Penyebab stres yang paling umum ditemukan pada individu-individu yang mengalami stres adalah buruknya kondisi keluarga, keuangan, perubahan usia, tuntutan perkerjaan, dan kurangnya interaksi pada lingkungan sekitar. Namun banyak orang yang nyatanya tidak menyadari bahwa diri mereka mengalami stres. Mereka cenderung terlalu fokus menyelesaikan suatu perkerjaan, dan mengabaikan hal-hal lainnya yang ada disekitarnya, termasuk dirinya sendiri.
Orang yang mengalami stres dalam berkerja dapat dilihat dari beberapa gejala. Mereka yang tidak bisa lepas dari ikatan perkerjaan walaupun pada waktu beristirahat adalah salah satu gejalanya. Hal ini dapat mengakibatkan tekanan fisik dan psikologis mereka. Tidak banyak orang terkena penyakit fisik dan psikologis karena stres. Mereka menimbun pikiran dan tekanan dari lingkungan sekitarnya. Stres juga dapat menghasilkan perilaku yang menyimpang seperti melakukan tindak kekerasan, minum alkohol, penggunaan obat-obatan, meyakiti diri, dan merokok.
Beberapa cara mengatasi stres adalah melakukan pendekatan dengan sumber stresnya. Untuk mengatasi sumber stres yang berasal dari diri individu, ada baiknya melakukan olahraga secara teratur. Dengan olahraga secara teratur, pikiran dan fisik akan menjadi segar. Dengan begitu, kemampuan coping stress individu akan meningkat. Seseorang yang melakukan relaksasi juga dapat meredakan stres. Dengan pikiran yang tenang, seseorang akan lebih mudah berpikir jernih dan bertambah sehat secara rohani dan jasmani. Relaksasi bisa dilakukan setiap pagi dengan meditasi atau mendengarkan lagu klasik dan membiarkan diri tetap terjaga.

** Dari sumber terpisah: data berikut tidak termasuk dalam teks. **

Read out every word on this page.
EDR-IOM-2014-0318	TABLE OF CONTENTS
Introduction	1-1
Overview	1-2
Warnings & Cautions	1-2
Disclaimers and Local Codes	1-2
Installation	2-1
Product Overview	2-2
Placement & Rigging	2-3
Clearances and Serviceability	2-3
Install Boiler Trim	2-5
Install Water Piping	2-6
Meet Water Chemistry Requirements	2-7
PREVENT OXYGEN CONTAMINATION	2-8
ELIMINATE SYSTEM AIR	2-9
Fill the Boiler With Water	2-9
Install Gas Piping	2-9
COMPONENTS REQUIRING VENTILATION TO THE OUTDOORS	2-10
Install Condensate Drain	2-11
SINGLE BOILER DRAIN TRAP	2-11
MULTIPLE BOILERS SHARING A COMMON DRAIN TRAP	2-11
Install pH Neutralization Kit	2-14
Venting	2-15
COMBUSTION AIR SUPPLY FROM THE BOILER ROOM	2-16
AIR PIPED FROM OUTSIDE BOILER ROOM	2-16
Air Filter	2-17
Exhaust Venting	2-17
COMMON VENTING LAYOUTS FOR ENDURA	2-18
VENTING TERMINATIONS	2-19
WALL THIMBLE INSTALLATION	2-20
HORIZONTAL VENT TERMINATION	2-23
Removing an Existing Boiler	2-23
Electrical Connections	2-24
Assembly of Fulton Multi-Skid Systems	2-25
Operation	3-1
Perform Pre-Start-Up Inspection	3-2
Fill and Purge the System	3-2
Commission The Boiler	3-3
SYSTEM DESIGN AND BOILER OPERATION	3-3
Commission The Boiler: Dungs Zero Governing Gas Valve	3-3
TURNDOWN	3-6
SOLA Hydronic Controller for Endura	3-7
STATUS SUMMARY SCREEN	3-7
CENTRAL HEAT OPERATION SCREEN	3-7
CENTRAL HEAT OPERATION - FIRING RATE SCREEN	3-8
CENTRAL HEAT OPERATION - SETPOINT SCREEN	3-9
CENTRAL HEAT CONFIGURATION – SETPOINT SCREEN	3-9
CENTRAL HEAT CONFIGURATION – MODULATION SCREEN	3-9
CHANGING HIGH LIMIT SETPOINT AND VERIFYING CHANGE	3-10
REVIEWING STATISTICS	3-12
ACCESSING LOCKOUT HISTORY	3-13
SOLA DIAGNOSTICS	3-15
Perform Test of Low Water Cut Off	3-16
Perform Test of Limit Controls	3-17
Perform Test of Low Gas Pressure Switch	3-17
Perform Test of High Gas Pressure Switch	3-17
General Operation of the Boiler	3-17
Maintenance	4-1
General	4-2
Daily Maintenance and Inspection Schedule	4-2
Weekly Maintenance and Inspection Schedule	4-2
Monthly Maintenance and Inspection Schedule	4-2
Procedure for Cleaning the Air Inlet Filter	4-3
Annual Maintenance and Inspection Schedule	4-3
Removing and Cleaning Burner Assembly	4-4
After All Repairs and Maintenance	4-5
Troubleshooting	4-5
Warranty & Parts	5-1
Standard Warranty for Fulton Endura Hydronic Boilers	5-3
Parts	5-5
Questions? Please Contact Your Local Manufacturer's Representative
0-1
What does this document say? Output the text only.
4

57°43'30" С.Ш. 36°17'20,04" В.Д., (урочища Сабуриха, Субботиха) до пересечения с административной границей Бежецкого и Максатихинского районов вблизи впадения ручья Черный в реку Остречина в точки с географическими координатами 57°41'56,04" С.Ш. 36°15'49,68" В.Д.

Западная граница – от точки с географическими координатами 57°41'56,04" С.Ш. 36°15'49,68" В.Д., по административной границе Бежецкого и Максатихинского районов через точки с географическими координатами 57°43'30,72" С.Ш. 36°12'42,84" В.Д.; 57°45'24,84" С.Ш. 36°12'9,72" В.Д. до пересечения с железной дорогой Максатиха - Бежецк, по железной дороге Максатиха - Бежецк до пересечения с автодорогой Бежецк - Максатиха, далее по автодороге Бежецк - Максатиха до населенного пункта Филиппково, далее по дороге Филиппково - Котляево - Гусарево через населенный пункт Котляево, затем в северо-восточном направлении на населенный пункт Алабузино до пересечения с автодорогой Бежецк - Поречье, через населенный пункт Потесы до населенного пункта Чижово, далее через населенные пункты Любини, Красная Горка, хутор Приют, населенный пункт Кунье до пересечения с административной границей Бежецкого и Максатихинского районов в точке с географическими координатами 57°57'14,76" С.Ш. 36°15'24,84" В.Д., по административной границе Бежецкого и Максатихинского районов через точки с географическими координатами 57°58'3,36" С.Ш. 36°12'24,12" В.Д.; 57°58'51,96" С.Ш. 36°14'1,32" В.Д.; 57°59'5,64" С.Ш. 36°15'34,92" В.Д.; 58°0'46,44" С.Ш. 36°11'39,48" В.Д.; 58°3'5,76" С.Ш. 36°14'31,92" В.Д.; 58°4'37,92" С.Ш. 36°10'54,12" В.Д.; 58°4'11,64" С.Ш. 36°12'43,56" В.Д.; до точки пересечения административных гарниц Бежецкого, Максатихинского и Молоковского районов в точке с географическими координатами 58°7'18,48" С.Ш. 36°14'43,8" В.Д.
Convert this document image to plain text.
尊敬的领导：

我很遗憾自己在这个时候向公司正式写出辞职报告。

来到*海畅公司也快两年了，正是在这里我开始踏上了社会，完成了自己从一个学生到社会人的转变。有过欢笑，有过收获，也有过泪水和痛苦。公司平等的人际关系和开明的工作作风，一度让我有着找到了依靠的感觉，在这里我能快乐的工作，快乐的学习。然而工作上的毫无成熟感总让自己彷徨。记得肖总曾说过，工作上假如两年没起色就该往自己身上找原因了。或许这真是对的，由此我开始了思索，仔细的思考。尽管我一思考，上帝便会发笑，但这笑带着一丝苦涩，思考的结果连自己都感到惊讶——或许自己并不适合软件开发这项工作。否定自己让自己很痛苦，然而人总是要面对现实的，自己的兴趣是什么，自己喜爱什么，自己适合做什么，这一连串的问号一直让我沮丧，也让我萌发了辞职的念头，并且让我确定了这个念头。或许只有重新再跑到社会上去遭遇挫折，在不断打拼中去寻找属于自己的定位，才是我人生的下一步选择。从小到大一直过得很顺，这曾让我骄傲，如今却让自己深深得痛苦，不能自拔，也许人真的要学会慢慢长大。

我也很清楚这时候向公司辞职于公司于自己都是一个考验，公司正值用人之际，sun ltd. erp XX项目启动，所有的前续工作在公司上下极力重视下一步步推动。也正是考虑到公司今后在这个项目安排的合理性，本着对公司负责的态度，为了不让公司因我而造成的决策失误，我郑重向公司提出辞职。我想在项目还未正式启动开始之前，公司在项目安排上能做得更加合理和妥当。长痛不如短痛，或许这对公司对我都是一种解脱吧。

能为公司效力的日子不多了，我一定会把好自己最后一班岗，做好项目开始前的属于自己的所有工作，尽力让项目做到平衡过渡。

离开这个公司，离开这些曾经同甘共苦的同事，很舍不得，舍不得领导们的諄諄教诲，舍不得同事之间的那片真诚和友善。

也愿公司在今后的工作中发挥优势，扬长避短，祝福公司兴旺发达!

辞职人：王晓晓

Sumber stres lainnya adalah berasal dari lingkungan perkerjaan. Jenis penanganan yang tepatnya adalah dengan melakukan organizational coping strategies. Tujuan organizational coping strategis mengurangi sumber dari stres, mengadakan training tentang pengaturan stres dan menyelenggarakan jaminan kesehatan serta bimbingan konseling di tempat kerja.
Stres bukanlah sesuatu yang mudah disembuhkan. Tetapi dengan mengetahui arti, gejala, dampak dan cara penanganan stres akan membantu individu mengatasi stres. Lakukan cara-cara diatas secara rutin dan bertahap juga dapat mencegah datangnya stres. Temukan sumber stres dahulu, lalu pilihlah cara penanganan yang tepat. Bila menemui kesulitan dalam menangani stres sendirian, cobalah sharing ke keluarga, teman dan psikolog bila dibutuhkan.